July 5
Left: A soldier checks my passport at one of the old city's check-points.
"Welcome to Hebron", as the billboard outside the Tomb of our Patriarchs says. The billboard is signed "The Jewish Community of Hebron"
I had lunch with Katie and Ameer, and then headed to the airport. The train from Haifa goes directly to Tel Aviv airport, which was awesome. I was a bit worried, since the last I had heard of a train in Israel was when one crashed with my friend Naomi on board, but thankfully the trip was fine. Everyone in the train station fulfilled the stereotype of the rude Israeli to a T, but the station and the train themselves were really nice. The announcements on the train are in Hebrew and English.
Going through security at Ben-Gurion Airport was interesting. It was the same thing that happened last time, just in reverse: first all of my stuff was laid out, scanned, swabbed and whatever else. Then I was taken to a room where I had to take my pants off (apparently linen is hard to feel things through) so they could wave a metal detector in front of my crotch. Then I went back out to where my stuff had been thrown all over the place and watched three attractive young women examine my underwear and ophthalmoscope. My favorite part was when one of them said, “I’m very sorry sir, but we accidentally turned your computer on.” Then I looked at it and it was off. “Oh, I think maybe we must have turned it off, too.” You'd think a country so well known for having die-hard spies who infiltrate foreign governments and assassinate political opponents would employ people with a brain to guard the airport.
I can understand how a normal person, especially a Palestinian (or, say, an eighty-year-old German-born Jewish woman who came to Palestine to help the Palestinians), would find this humiliating in the extreme. I suspect that's the purpose of the whole venture to begin with. But for me, I found the idea of three hot Israeli women telling me what to do quite amusing. An old lady brought her bag over to the counter and one of the bag checkers asked me to put it up on the table; after I did that they were more relaxed for some reason, maybe because the woman said “thank you” in Hebrew and I responded appropriately. I spent the next twenty minutes talking to one of the bag checkers about why I have a blood pressure cuff; not interrogation-style, she was just curious if I was a doctor. Then that same woman walked me to the gate where my plane was going to take off. Total time going through security: three hours.
When I got on the plane there was a large Orthodox Jewish woman sitting across the aisle from me with a baby. She asked me something in Hebrew, and I gave my standard “anni lo yodea ivrit” (a pathetic attempt at “I don’t speak Hebrew”).
Then she said in American English, “my husband and I were separated, can he have your seat?” I said of course, but he just kept staring at the floor until I said "yala" and pointed him towards my seat.

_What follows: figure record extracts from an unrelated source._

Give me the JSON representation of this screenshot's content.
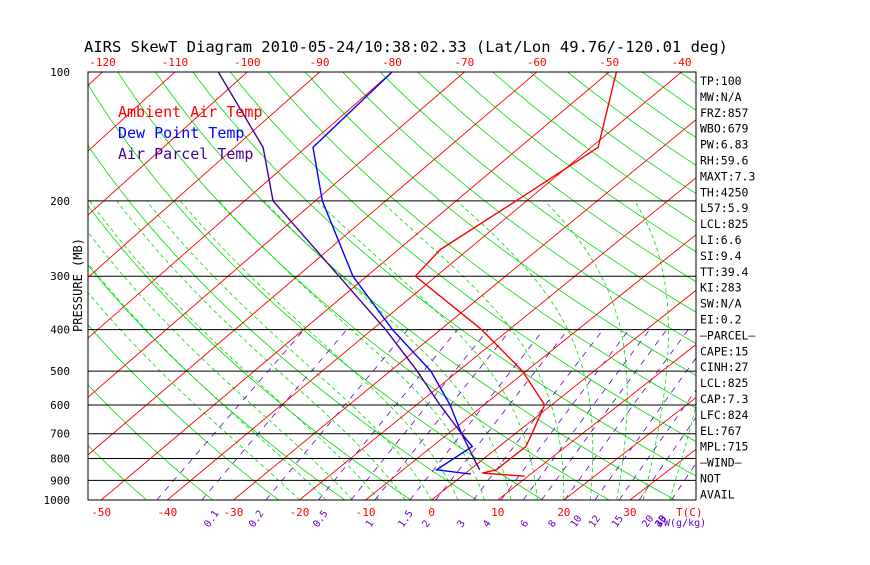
{
  "chart_data": {
    "type": "line",
    "title": "AIRS SkewT Diagram 2010-05-24/10:38:02.33 (Lat/Lon 49.76/-120.01 deg)",
    "ylabel": "PRESSURE (MB)",
    "x_unit_label": "T(C)",
    "mixing_ratio_unit_label": "W(g/kg)",
    "y_scale": "log",
    "ylim": [
      1000,
      100
    ],
    "xlim_bottom": [
      -52,
      40
    ],
    "xlim_top": [
      -122,
      -38
    ],
    "top_ticks": [
      -120,
      -110,
      -100,
      -90,
      -80,
      -70,
      -60,
      -50,
      -40
    ],
    "bottom_ticks": [
      -50,
      -40,
      -30,
      -20,
      -10,
      0,
      10,
      20,
      30
    ],
    "bottom_tick_labels": [
      "-50",
      "-40",
      "-30",
      "-20",
      "-10",
      "0",
      "10",
      "20",
      "30"
    ],
    "pressure_ticks": [
      100,
      200,
      300,
      400,
      500,
      600,
      700,
      800,
      900,
      1000
    ],
    "mixing_ratio_labels": [
      "0.1",
      "0.2",
      "0.5",
      "1",
      "1.5",
      "2",
      "3",
      "4",
      "6",
      "8",
      "10",
      "12",
      "15",
      "20",
      "25",
      "30",
      "40"
    ],
    "grid": true,
    "legend_position": "top-left",
    "series": [
      {
        "name": "Ambient Air Temp",
        "color": "#ff0000",
        "points": [
          [
            1000,
            null
          ],
          [
            880,
            9.5
          ],
          [
            865,
            2.5
          ],
          [
            850,
            4.0
          ],
          [
            800,
            4.0
          ],
          [
            750,
            4.0
          ],
          [
            700,
            2.5
          ],
          [
            600,
            -1.0
          ],
          [
            500,
            -10.5
          ],
          [
            400,
            -24.0
          ],
          [
            300,
            -43.0
          ],
          [
            260,
            -44.0
          ],
          [
            200,
            -41.5
          ],
          [
            150,
            -39.0
          ],
          [
            100,
            -49.0
          ]
        ]
      },
      {
        "name": "Dew Point Temp",
        "color": "#0000ff",
        "points": [
          [
            870,
            1.0
          ],
          [
            850,
            -5.0
          ],
          [
            750,
            -4.0
          ],
          [
            700,
            -8.0
          ],
          [
            600,
            -15.0
          ],
          [
            500,
            -24.0
          ],
          [
            400,
            -37.0
          ],
          [
            300,
            -52.0
          ],
          [
            200,
            -69.0
          ],
          [
            150,
            -79.0
          ],
          [
            100,
            -80.0
          ]
        ]
      },
      {
        "name": "Air Parcel Temp",
        "color": "#440099",
        "points": [
          [
            850,
            1.5
          ],
          [
            800,
            -1.5
          ],
          [
            700,
            -8.0
          ],
          [
            600,
            -16.5
          ],
          [
            500,
            -26.0
          ],
          [
            400,
            -38.0
          ],
          [
            300,
            -54.0
          ],
          [
            200,
            -76.0
          ],
          [
            150,
            -86.0
          ],
          [
            100,
            -104.0
          ]
        ]
      }
    ],
    "side_panel": [
      "TP:100",
      "MW:N/A",
      "FRZ:857",
      "WBO:679",
      "PW:6.83",
      "RH:59.6",
      "MAXT:7.3",
      "TH:4250",
      "L57:5.9",
      "LCL:825",
      "LI:6.6",
      "SI:9.4",
      "TT:39.4",
      "KI:283",
      "SW:N/A",
      "EI:0.2",
      "—PARCEL—",
      "CAPE:15",
      "CINH:27",
      "LCL:825",
      "CAP:7.3",
      "LFC:824",
      "EL:767",
      "MPL:715",
      "—WIND—",
      "NOT",
      "AVAIL"
    ],
    "colors": {
      "grid_pressure": "#000000",
      "isotherm": "#ff0000",
      "dry_adiabat": "#00dd00",
      "moist_adiabat": "#00dd00",
      "mixing_ratio": "#6600cc",
      "axis_text": "#000000",
      "tick_text": "#ff0000",
      "mixing_text": "#6600cc"
    }
  }
}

He was awkward the way Orthodox Jewish men always are; why, I still don't understand.
When the captain gave the “please be seated” announcement a flight attendant came over to the man who’d taken my seat and asked him in English (it was a British Airways flight) “What is your name, sir?” He looked up at her blankly; I’m sure he understood, but that awkward thing came out again. She became very aggressive and practically screamed at him, “Sir, I need to know your name immediately!”
His wife leaned in and said “he doesn’t speak English” then told her husband, in Hebrew, to tell the lady his name. He did so, but the lady didn’t understand and just got more annoyed.

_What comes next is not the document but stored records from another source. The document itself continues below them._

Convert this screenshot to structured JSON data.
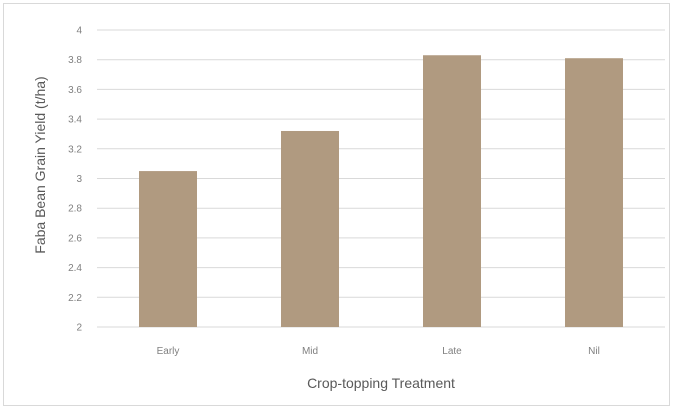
{
  "chart_data": {
    "type": "bar",
    "categories": [
      "Early",
      "Mid",
      "Late",
      "Nil"
    ],
    "values": [
      3.05,
      3.32,
      3.83,
      3.81
    ],
    "xlabel": "Crop-topping Treatment",
    "ylabel": "Faba Bean Grain Yield (t/ha)",
    "ylim": [
      2,
      4
    ],
    "yticks": [
      "2",
      "2.2",
      "2.4",
      "2.6",
      "2.8",
      "3",
      "3.2",
      "3.4",
      "3.6",
      "3.8",
      "4"
    ],
    "grid": true,
    "legend": "none",
    "bar_color": "#b09a80",
    "grid_color": "#d9d9d9"
  }
}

“Where is the person who is supposed to sit in this seat?” she asked. I’d been watching this with amusement; Jews obviously never get this treatment at Ben-Gurion Airport (unless they're helping Palestinians...). Eventually I stood up and said “I’m right here, ma’am.”
“Ah, okay.” And she walked away. Needless to say, she didn’t look for any other specific passengers, and I don't recall seeing that flight attendant again.
And that concluded my summer in Palestine. Someone stole my camera in Heathrow Airport while I was napping on a chair, so I lost my pictures from my last few days, including my only picture with Dr. Nisreen. You spend six weeks in a third world country under brutal military occupation, subject to international economic sanctions and the whims of two separate groups of religious fanatics, but nobody steals so much as a penny from you. Then you fly to the wealthiest city in the world and some intercontinental traveler steals your camera. Unbelievable.